Cave In – Final Transmission
Cet album aurait pu ne jamais voir le jour. Le 28 mars 2018, Caleb Scofield, bassiste au son massif et voix prépondérante de Cave In, trouvait la mort sur une route du New Hampshire. Une tragédie à même de laisser bien des groupes exsangues mais qui a poussé Cave In à repartir de plus belle. Pour soutenir les proches de leur ami disparu d’abord, en donnant une série de concerts en son honneur. Puis en lui rendant hommage, en mettant un terme à ce Final Transmission, entamé à ses côtés.
Un album marqué de son empreinte, qui s’ouvre sur cette dernière transmission de sa part : un enregistrement vocal adressé au reste du groupe où on l’entend jouer de la guitare acoustique puis fredonner une mélodie par-dessus. Un hommage sobre et déchirant, témoin également de la créativité sans faille de Caleb.
C’est le premier des 9 morceaux qui composent l’album. Sur les huit autres, on y entend soit sa basse (6 morceaux) soit sa guitare (vous savez compter), un tracklisting effectué – vous l’aurez compris – en fonction des enregistrements effectués en sa présence. Des titres livrés ici presque bruts, après un bref passage au mix et au mastering, pour leur enlever l’étiquette de “démos” à laquelle ils ne sont parfois pas loin de prétendre. Malgré ce contexte éminemment particulier, Cave In fait du Cave In et le fait admirablement bien. Du Cave In plutôt période Jupiter (2000) toutefois, avec une propension à nous guider vers les cieux, plutôt qu’à nous fracasser sans pitié. Ainsi, “All Illusion” et “Shake My Blood” prennent leur envol en douceur et distillent posément des mélodies à tomber. En arrière-plan, la basse de Caleb vrombit de bonheur.
Cave In n’a pas tout à fait oublié d’où il vient non plus et renoue le temps d’un ou deux morceaux avec sa férocité des débuts… et des retrouvailles lorsqu’ils s’étaient reformés en 2009 livrant un White Silence assez brutal. “Night Crawler” attaque ainsi tambour battant sur un tempo enlevé et un chant belliqueux. Moins de place à l’évasion mais quelques embardées tout de même, sur la seconde partie du morceau avec un chant qui s’envole, accompagné de guitares tournoyantes. La plus rude remontrance se situe en fin d’album lorsque “Led To The Wolves” semble lancé pour éradiquer tout ce qui se dresse sur son chemin, sans répit mais avec certainement beaucoup de colère et de tristesse à extérioriser.

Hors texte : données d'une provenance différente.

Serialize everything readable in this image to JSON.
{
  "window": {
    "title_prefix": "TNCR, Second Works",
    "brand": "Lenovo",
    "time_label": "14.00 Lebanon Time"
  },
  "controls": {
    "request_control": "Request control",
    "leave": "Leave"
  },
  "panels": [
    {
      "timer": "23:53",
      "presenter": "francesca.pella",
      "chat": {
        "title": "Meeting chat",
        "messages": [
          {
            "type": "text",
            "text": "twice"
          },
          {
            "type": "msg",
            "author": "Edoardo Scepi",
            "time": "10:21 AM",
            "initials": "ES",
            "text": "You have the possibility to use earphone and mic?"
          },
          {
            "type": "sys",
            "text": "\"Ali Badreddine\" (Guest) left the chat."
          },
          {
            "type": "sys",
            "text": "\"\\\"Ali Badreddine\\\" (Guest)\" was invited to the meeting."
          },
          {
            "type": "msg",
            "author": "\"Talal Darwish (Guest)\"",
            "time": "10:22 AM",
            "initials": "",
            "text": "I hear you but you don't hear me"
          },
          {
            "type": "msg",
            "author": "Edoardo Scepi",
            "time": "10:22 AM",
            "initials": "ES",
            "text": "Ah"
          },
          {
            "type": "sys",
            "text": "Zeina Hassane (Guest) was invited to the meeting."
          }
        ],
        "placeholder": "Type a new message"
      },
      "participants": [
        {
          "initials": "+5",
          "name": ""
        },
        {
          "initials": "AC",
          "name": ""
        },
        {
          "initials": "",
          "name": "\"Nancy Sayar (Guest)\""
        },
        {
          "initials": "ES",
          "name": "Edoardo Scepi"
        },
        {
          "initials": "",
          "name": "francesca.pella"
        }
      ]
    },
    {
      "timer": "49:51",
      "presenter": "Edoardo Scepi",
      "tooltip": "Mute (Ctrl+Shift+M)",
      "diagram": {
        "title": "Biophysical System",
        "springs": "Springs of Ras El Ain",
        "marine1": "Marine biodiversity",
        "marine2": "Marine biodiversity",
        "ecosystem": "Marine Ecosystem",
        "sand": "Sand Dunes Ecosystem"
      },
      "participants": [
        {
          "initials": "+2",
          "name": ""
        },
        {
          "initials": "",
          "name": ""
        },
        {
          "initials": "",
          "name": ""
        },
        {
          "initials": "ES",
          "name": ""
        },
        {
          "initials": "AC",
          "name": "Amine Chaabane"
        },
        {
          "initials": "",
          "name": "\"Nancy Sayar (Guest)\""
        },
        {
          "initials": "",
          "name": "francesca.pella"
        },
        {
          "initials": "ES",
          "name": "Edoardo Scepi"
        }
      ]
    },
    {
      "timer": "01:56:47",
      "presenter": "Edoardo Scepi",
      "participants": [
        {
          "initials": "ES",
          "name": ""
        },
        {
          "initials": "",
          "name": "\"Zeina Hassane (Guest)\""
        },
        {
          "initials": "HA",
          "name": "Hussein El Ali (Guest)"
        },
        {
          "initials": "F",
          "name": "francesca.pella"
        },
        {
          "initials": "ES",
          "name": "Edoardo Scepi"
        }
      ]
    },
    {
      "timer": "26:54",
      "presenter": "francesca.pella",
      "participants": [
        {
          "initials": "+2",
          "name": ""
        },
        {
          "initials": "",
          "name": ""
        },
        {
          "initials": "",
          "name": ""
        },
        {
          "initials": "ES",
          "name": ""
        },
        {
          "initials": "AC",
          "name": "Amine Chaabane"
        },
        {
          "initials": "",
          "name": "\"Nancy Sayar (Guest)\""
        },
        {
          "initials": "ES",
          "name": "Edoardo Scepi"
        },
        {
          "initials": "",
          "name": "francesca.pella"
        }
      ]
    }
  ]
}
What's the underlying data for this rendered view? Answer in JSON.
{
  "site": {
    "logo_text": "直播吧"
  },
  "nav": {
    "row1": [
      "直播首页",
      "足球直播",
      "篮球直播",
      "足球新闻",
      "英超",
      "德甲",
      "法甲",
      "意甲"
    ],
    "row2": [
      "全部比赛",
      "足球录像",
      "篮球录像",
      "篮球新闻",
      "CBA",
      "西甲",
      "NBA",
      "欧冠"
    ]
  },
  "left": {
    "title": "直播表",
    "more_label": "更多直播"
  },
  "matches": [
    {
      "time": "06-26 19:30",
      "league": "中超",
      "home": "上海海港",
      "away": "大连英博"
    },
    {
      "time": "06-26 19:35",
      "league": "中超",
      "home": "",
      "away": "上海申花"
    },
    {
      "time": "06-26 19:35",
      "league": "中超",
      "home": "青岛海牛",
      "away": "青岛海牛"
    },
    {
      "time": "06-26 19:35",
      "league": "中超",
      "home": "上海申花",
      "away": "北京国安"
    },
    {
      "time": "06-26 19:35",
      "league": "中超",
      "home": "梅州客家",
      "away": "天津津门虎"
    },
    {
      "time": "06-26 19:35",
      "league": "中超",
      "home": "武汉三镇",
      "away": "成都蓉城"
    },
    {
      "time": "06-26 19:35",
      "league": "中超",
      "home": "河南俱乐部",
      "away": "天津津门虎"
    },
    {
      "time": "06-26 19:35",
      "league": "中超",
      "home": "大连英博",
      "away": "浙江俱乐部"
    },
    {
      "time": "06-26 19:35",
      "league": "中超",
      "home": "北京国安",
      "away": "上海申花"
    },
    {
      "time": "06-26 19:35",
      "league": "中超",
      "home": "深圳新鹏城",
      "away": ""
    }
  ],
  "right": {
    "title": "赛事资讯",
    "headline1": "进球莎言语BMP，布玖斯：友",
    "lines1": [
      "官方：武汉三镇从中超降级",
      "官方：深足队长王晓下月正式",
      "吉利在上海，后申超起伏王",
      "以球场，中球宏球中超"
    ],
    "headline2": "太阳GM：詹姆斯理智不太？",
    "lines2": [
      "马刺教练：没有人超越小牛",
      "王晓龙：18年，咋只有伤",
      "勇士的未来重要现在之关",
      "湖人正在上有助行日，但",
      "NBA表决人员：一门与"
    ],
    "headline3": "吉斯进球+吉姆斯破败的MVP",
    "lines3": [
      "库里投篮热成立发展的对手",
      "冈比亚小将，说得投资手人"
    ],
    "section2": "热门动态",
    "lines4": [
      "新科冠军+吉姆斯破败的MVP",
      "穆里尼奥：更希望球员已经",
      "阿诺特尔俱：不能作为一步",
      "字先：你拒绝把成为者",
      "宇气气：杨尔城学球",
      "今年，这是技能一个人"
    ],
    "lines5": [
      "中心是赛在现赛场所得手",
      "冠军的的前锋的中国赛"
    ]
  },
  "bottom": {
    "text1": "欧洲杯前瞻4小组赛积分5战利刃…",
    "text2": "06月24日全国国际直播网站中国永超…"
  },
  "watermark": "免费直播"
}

Avant cela, l’éthérée “Lunar Day” nous larguait errant en des territoires shoegaze totalement vaporeux, alors que “Winter Window” captivait de par son ambiance lourde et glaciale en intro avant de mettre un coup de boost bienvenu. Parmi les pièces de choix conférant à ce disque une dimension supérieure, impossible de ne pas nommer “Strange Reflection”, entre violence rentrée et sérénité retrouvée, qui apparait initialement comme une terrible chape de plomb avant que les couplets enlevés n’illuminent l’ensemble. Majestueux. L’édifice n’est jamais loin de se fissurer mais il tient bon et il a fier allure. Cave In a subi le plus cruel des coups durs mais il reste digne, et grand.